J Neurol Surg B Skull Base 2018; 79(S 01): S1-S188
DOI: 10.1055/s-0038-1633755
Poster Presentations
Georg Thieme Verlag KG Stuttgart · New York

Retractorless Retrosigmoid Craniectomy with Endoscopic Assistance to Meckel’s Cave, Technical Video

Paramita Das
1   Cleveland Clinic, Cleveland, Ohio, United States
,
Hamid Borghei-Razavi
1   Cleveland Clinic, Cleveland, Ohio, United States
,
Nina Moore
1   Cleveland Clinic, Cleveland, Ohio, United States
,
Pablo F. Recinos
1   Cleveland Clinic, Cleveland, Ohio, United States
› Author Affiliations
Further Information

Publication History

Publication Date:
02 February 2018 (online)

 

Background Meckel’s cave involvement in tumors poses a challenge due to their surrounding neurovascular structure and deep location. When tumors of this location need treatment, it is often that radiosurgery is given the strongest consideration due to the difficulty of the open surgical techniques associated with this region. The classic approach to Meckel’s case is anterolateral using a pterional craniotomy. This requires temporal lobe elevation to gain access to the region. The retrosigmoid intradural suprameatal approach involves a retrosigmoid craniotomy with drilling of the suprameatus petrous bone also provides access to the Meckel’s cave. The expanded endonasal endoscopic approach (EEA) also provides anteromedial access to the base of the Gasserian ganglion without brain retraction; however, it is not very commonly used. We present a case of a cerebellopontine angle tumor with Meckel’s cave involvement where endoscopic assistance is useful for tumor resection.

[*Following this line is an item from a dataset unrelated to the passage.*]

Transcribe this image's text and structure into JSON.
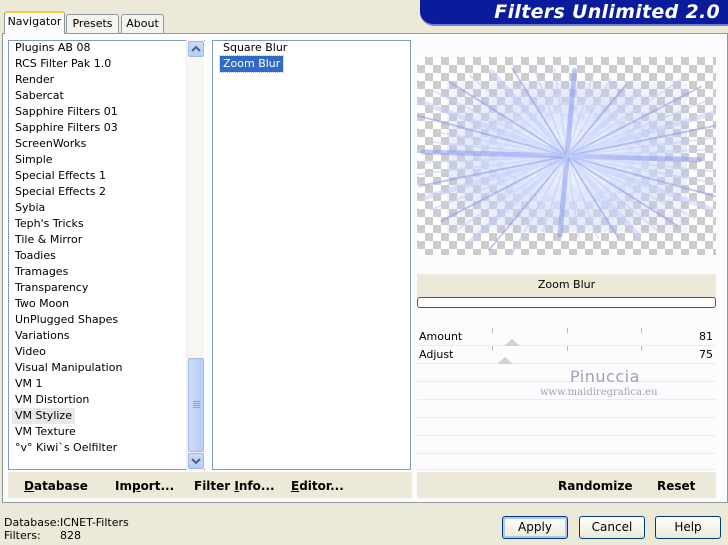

Case Review A 24-year-old man presented a year prior was found to have a large epidermoid tumor in the setting of progressive headaches and right trigeminal neuralgia. The tumor extended from the ambient cistern to the cerebellomedullary cistern and involved Meckel’s cave.

Technical Note/Video Description A retrosigmoid craniectomy was performed. Cranial nerves III, IV, VI, VII, IX, X and auditory brain stem responses were monitored. Once the craniectomy was completed, the dura was opened and thorough arachnoid dissection was completed to allow retraction on the cerebellum. Care was taken to ensure that cranial nerves VII/VIII and IX/X were free. Using ring curettes, the pearly white epidermoid tumor was able to be debulked. After the entire possible tumor was resected with the microscope. At this time, the 30-degree endoscope was used to identify the porus trigeminus. Malleable ring curettes and a malleable suction were used to remove the soft tumor from this location. The patient transiently had loss of hearing, but this returned within 2 weeks after surgery.

Conclusion The retrosigmoid approach is familiar to all neurosurgeons and with the adjunct of an angled endoscope, the posterior Meckel’s cave can be easily reached. This is particularly useful for tumors with soft consistency. The assistance of the endoscope allows Meckel’s cave visualization without additional drilling while still allowing safe resection of tumor from around the trigeminal nerve.